Dans une tribune publiée dans Le Figaro à l’occasion de la 2e lecture du projet de loi sur la bioéthique, Mgr Aupetit, archevêque de Paris et ancien médecin, dénonce la volonté d’adopter de façon accélérée ce projet de loi avant les vacances parlementaires :
Sans vergogne, alors que notre pays vient de traverser une crise sanitaire qui l’a mis à genoux, la priorité du gouvernement est de faire adopter à l’Assemblée nationale le projet de loi bioéthique. Celui-ci porte en lui-même des basculements considérables modifiant gravement et dangereusement les fondements de ce que notre civilisation a construit pour le respect de l’homme, de sa dignité, de sa vie et de sa santé. Alors que la plupart des réformes importantes sont à reporter ou à revisiter, il n’y aurait pas d’autres urgences aujourd’hui que de faire passer en force et dans la discrétion du mois de juillet cet ensemble de lois qui touche à l’essence même de notre humanité. Ceci au nom d’une prétendue égalité revendiquée par des personnes qui se trouvent dans des situations particulières, lesquelles ne requièrent aucunement l’égalité des droits, comme l’a bien dit le rapport du Conseil d’État. Alors, parlons d’égalité!
Nous sortons de trois mois de confinement. Nous sommes fiers de nos soignants, mais sans doute moins de la manière dont nous avons traité beaucoup de personnes âgées. Certaines sont mortes sans avoir pu voir leur famille une dernière fois, d’autres n’ont pu recevoir les soins d’hygiène ni bénéficier du minimum de relation qui maintien le lien social. Certes, il s’agissait sans doute de protéger des personnes dont l’âge, associé à des soucis de santé, ne permettait pas de survivre à un temps prolongé en réanimation. Mais la pandémie a surtout mis un coup de projecteur supplémentaire sur la tristesse de la situation des Ehpad, souvent par manque de personnel. Pendant ce temps-là, de gros investissements sont prévus pour l’«intelligence artificielle», alors que d’autres discutent euthanasie. Considérons-nous vraiment que nos aînés soient nos égaux?

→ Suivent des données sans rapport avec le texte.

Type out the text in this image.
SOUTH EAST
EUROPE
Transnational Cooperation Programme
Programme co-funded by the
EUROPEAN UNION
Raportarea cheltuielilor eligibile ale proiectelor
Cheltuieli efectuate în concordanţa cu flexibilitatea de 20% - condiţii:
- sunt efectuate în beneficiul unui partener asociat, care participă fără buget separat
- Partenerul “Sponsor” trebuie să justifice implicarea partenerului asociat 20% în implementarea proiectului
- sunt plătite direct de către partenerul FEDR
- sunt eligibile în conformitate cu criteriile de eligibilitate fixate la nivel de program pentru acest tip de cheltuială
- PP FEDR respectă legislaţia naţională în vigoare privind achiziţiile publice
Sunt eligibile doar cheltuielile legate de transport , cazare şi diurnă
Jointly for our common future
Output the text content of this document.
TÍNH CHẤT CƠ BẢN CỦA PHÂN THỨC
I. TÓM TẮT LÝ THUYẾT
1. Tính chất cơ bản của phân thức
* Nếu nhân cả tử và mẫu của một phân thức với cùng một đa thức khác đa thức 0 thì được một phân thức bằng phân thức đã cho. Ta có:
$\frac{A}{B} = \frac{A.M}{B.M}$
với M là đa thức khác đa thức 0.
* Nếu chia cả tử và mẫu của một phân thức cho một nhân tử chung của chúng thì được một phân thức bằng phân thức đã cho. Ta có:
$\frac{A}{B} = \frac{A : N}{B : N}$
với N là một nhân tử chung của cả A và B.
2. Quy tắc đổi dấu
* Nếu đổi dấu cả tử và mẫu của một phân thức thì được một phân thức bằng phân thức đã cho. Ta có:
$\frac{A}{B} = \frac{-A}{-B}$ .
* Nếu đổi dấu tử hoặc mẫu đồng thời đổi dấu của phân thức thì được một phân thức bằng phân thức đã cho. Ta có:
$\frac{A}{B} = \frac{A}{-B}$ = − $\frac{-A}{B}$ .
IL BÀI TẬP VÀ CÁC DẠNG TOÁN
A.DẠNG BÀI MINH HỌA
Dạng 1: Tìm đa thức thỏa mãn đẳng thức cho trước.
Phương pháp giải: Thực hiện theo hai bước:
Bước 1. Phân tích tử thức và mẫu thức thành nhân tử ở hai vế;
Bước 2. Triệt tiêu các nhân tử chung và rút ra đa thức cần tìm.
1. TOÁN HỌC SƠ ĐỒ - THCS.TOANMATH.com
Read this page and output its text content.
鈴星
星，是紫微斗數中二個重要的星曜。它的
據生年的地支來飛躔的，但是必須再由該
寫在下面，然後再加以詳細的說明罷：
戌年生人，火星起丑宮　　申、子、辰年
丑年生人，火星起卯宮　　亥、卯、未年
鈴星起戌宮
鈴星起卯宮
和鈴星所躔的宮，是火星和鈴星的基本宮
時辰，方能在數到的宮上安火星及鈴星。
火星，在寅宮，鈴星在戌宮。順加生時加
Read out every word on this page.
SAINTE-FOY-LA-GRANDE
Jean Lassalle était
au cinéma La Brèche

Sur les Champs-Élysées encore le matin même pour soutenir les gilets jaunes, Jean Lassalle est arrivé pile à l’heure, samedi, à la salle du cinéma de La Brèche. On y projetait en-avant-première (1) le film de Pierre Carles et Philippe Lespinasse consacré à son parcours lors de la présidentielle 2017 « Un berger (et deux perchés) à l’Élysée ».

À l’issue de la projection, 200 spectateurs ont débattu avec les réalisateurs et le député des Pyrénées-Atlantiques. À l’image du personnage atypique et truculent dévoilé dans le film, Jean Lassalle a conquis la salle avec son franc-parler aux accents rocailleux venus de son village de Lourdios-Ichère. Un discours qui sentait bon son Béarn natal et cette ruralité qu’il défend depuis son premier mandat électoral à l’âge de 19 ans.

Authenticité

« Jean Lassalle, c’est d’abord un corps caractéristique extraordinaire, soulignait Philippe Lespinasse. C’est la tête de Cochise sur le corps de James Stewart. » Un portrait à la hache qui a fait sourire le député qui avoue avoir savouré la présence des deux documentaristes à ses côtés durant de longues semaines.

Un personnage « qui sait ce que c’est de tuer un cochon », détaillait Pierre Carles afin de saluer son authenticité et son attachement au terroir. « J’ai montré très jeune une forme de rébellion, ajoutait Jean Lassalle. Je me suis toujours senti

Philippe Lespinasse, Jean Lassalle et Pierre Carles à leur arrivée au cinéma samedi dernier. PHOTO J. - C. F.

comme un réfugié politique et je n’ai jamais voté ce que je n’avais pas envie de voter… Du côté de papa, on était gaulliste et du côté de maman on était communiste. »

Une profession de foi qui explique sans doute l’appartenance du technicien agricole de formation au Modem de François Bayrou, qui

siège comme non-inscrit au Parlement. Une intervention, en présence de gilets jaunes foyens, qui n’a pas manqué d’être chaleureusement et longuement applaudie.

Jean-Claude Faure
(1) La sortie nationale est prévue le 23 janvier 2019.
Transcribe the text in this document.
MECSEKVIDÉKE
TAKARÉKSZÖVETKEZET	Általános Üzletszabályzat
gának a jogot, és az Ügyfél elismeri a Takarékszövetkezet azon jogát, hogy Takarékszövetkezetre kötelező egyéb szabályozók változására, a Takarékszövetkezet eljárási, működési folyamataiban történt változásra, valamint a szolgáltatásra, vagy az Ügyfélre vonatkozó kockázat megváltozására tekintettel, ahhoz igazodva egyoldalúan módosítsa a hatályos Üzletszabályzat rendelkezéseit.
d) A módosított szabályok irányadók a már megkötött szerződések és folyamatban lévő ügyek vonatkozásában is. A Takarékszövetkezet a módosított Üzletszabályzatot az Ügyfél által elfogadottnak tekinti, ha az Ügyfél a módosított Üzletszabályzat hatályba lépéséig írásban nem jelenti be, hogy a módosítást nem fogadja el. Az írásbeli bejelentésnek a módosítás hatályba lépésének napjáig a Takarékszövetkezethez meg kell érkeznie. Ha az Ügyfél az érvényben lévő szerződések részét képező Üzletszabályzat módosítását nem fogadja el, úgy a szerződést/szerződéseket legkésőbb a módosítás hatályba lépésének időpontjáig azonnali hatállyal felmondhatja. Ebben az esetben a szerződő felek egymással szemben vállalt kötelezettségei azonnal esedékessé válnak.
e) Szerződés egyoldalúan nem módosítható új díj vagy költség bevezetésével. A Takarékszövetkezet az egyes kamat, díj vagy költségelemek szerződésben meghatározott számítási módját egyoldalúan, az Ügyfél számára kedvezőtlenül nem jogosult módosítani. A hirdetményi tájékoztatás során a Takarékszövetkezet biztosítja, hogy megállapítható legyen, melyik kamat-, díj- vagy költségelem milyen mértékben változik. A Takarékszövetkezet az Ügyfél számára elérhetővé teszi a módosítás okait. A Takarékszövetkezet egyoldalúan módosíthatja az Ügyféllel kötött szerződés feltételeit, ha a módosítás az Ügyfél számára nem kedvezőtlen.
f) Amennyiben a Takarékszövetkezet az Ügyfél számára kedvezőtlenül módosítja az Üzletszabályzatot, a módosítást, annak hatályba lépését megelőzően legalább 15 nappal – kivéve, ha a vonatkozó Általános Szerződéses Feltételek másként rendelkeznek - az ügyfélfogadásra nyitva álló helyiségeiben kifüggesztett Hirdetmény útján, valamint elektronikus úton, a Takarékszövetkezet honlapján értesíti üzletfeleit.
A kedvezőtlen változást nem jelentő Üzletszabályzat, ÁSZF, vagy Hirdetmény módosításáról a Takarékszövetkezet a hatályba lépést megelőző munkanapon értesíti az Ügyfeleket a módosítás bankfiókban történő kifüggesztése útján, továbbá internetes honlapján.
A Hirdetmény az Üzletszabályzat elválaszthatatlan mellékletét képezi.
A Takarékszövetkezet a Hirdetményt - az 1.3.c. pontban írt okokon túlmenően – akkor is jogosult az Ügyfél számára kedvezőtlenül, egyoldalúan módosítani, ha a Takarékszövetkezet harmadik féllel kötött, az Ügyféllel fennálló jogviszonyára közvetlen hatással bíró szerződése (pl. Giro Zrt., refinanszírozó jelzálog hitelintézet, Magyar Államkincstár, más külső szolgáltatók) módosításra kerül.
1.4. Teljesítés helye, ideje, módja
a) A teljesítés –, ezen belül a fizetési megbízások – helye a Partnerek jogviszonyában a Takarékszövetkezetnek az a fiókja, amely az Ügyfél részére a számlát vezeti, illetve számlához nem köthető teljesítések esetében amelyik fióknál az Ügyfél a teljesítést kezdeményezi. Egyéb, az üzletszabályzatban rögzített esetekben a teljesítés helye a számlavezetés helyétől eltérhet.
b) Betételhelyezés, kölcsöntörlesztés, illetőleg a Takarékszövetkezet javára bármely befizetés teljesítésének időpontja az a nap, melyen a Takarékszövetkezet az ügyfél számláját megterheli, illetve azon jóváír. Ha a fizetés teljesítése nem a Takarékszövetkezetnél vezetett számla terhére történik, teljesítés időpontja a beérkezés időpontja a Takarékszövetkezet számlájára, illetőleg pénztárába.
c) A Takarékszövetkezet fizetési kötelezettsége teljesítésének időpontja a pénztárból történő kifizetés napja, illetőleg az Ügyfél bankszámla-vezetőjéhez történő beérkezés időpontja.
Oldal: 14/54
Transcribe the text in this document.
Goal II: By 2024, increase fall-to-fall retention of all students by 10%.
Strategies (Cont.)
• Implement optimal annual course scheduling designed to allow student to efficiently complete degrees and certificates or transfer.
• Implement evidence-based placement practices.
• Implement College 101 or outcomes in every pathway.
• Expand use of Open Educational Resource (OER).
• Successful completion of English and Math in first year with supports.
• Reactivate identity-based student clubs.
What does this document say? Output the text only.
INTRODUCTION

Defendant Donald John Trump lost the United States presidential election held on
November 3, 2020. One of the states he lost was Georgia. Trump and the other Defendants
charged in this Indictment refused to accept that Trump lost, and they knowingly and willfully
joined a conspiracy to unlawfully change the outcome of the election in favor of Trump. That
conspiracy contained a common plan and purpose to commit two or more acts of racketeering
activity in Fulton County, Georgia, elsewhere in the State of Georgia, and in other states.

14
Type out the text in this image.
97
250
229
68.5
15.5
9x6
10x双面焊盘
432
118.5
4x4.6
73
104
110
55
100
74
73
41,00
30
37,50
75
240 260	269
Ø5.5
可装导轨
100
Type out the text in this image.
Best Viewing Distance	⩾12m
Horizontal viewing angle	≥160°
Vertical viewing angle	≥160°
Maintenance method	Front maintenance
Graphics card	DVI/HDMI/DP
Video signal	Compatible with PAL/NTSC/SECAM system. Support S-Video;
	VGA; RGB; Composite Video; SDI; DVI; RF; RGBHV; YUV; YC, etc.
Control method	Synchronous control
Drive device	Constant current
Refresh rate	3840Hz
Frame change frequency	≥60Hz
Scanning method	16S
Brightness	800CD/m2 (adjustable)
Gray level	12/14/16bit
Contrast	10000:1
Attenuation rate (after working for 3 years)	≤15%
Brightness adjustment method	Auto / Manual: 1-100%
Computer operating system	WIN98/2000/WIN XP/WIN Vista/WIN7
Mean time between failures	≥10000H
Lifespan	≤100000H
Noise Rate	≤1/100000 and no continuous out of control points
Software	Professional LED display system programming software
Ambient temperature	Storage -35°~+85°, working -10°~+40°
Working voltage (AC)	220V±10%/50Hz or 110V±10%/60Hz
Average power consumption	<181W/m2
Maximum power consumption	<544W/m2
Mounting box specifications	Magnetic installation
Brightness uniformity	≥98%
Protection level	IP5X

La pandémie dont nous sortons à peine nous a rappelé notre commune vulnérabilité, la nécessité de revenir à une certaine sobriété, la richesse en même temps que la fragilité des relations familiales, et voilà que le gouvernement pense terminer rapidement la discussion de ce projet de loi de bioéthique comme si rien ne s’était passé. Nous pouvions déjà être surpris par une certaine obsession à faciliter l’élimination des enfants dans le ventre de leurs mères en faisant de l’IVG une priorité en temps de confinement, alors même que les urgences cardiovasculaires restaient en souffrance pour favoriser l’accueil des patients atteints par le Covid-19. Obsession relayée par certains amendements discutés actuellement en commission spéciale de l’Assemblée nationale.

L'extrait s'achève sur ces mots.